The primary interests of both our team leaders were good reporting and submitting weekly reports to Washington. The absence of the ability to plan, execute, and lead stability and reconstruction operations was painfully apparent—it just was not a required skill set or core competency within State. For those of us who came to the State Department directly from the military, this nearly universal truism was a constant source of frustration and disappointment. Our State Department leadership failed either to plan effectively or to lead the civilian reconstruction effort.
A military colleague working with another ePRT summed it all up, saying:
State is less concerned about what actually gets done. They don’t establish metrics for themselves, or measure accomplishments. More interested in process, policy, effective communication and establishing connections that allow them to generate good reports. The State Department is very happy just to be. And whether or not anything actually gets done is not important to them.
I wish the sad tales were confined to Iraq and State. Instead, here is an example of how badly broken the system really is: in FY2009 USAID was authorized $35 million to build cyclone shelters in Bangladesh. It was two-year money which will expire at the end of FY11. USAID was unable to execute the program and late last year proposed to spend the money developing home businesses instead for some reason. The US Ambassador to Bangladesh, recognizing that the Bangladeshis needed and had been offered cyclone shelters, requested that Special Operations Civil Affairs personnel instead execute the original program. USAID just finished transferring the money to PACOM and Special Operations troops and seeing to the construction of the shelters.
Bottom Line: As long as the civilian development agencies are unable to execute needed programs, and convinced that partner nations will be happy with any well-intentioned program whether or not it meets their expressed needs, the military will be the tool of choice.
Our execution of outreach programs reminds of a line from a Steppenwolf song–“He only had a dollar to live on ’til next Monday, but he spent it all on comfort for his mind.” If we are to get and effectively use a greater share of the budget, we need to spend the money on some goal beyond making us feel good about ourselves.
State continues to focus on nonsense while at the same time complaining that the military is usurping the State role.
The slow pace of rebalancing national security spending and the lack of a comprehensive strategy for guiding that process is the subject of a book by former OMB national security funding chief Gordon Adams, Buying National Security: How America Plans and Pays for Its Global Role and Safety at Home.
“The tool kit is out of whack,” Adams told The Cable. “There’s been a major move over the last 10 years to expand the Defense Department’s agenda, which has been creeping into the foreign-policy agenda in new and expensive ways.”

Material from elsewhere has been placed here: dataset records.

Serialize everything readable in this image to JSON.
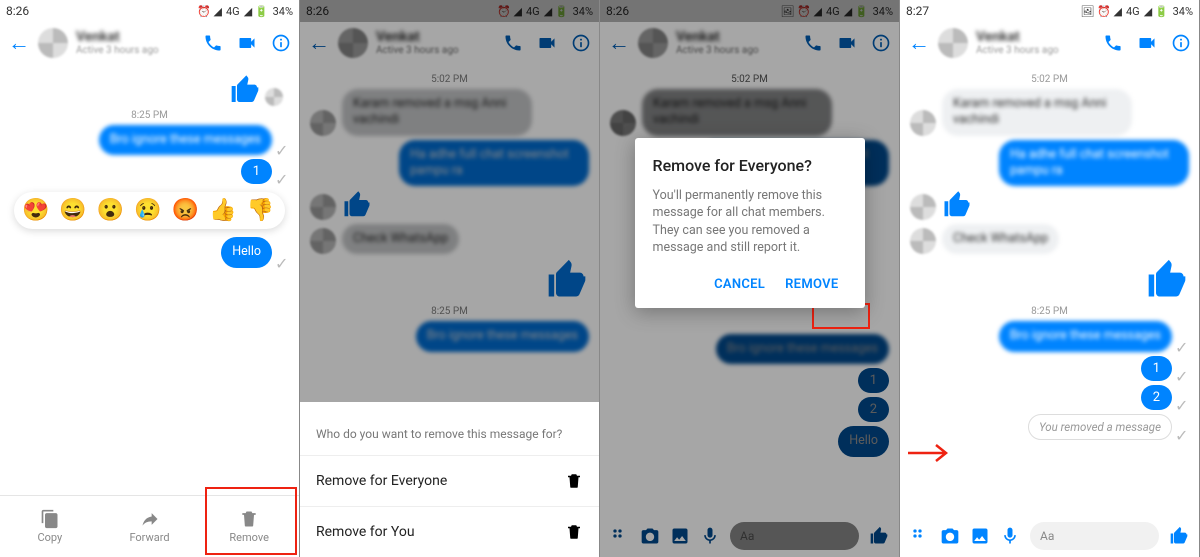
{
  "status": {
    "time1": "8:26",
    "time2": "8:26",
    "time3": "8:26",
    "time4": "8:27",
    "net": "4G",
    "batt": "34%"
  },
  "contact": {
    "name": "Venkat",
    "sub": "Active 3 hours ago"
  },
  "messages": {
    "ts1": "8:25 PM",
    "ts2": "5:02 PM",
    "m1": "Bro ignore these messages",
    "m2": "1",
    "m3": "2",
    "hello": "Hello",
    "in1": "Karam removed a msg Anni vachindi",
    "out2": "Ha adhe full chat screenshot pampu ra",
    "in3": "Check WhatsApp"
  },
  "bottombar": {
    "copy": "Copy",
    "forward": "Forward",
    "remove": "Remove"
  },
  "sheet": {
    "title": "Who do you want to remove this message for?",
    "opt1": "Remove for Everyone",
    "opt2": "Remove for You"
  },
  "dialog": {
    "title": "Remove for Everyone?",
    "body": "You'll permanently remove this message for all chat members. They can see you removed a message and still report it.",
    "cancel": "CANCEL",
    "remove": "REMOVE"
  },
  "removed": "You removed a message",
  "composer": {
    "placeholder": "Aa"
  }
}
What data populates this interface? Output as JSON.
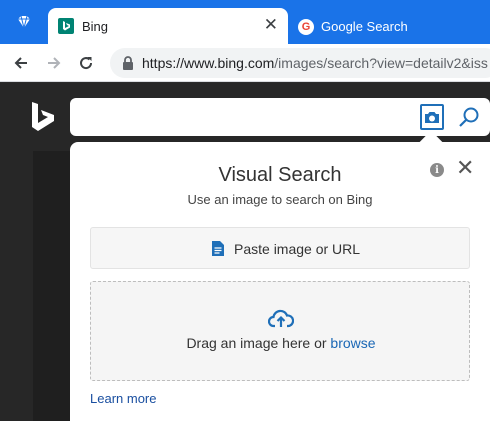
{
  "browser": {
    "tabs": [
      {
        "title": "Bing",
        "active": true,
        "favicon": "bing-favicon"
      },
      {
        "title": "Google Search",
        "active": false,
        "favicon": "google-favicon"
      }
    ],
    "tab_close": "✕",
    "url_domain": "https://www.bing.com",
    "url_path": "/images/search?view=detailv2&iss",
    "accent_color": "#1a73e8"
  },
  "visual_search": {
    "title": "Visual Search",
    "subtitle": "Use an image to search on Bing",
    "paste_label": "Paste image or URL",
    "drop_text": "Drag an image here or ",
    "browse_label": "browse",
    "learn_more": "Learn more",
    "close": "✕",
    "info": "i"
  },
  "colors": {
    "bing_dark": "#272727",
    "link_blue": "#1a67b5",
    "teal": "#008373"
  }
}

What win can State point to to claw back Congressional confidence? What accomplishments, for example, will be cited as the Department works (read: fails) to convince Congress to pour more money into the Iraq mission and thus demilitarize that hunk o’ foreign policy love? The $58 billion it helped spend on “reconstruction” and democracy building in Iraq? The world’s largest Embassy, in Baghdad, that cost $1 billion and includes a driving range, a bar and outdoor water misters? Good spelling and grammar on Wikileaks? State needs to rack up some wins.
There is not a lot to work with at present, even for the most dedicated PR people and Congressional liaisons. The results described above are almost inevitable.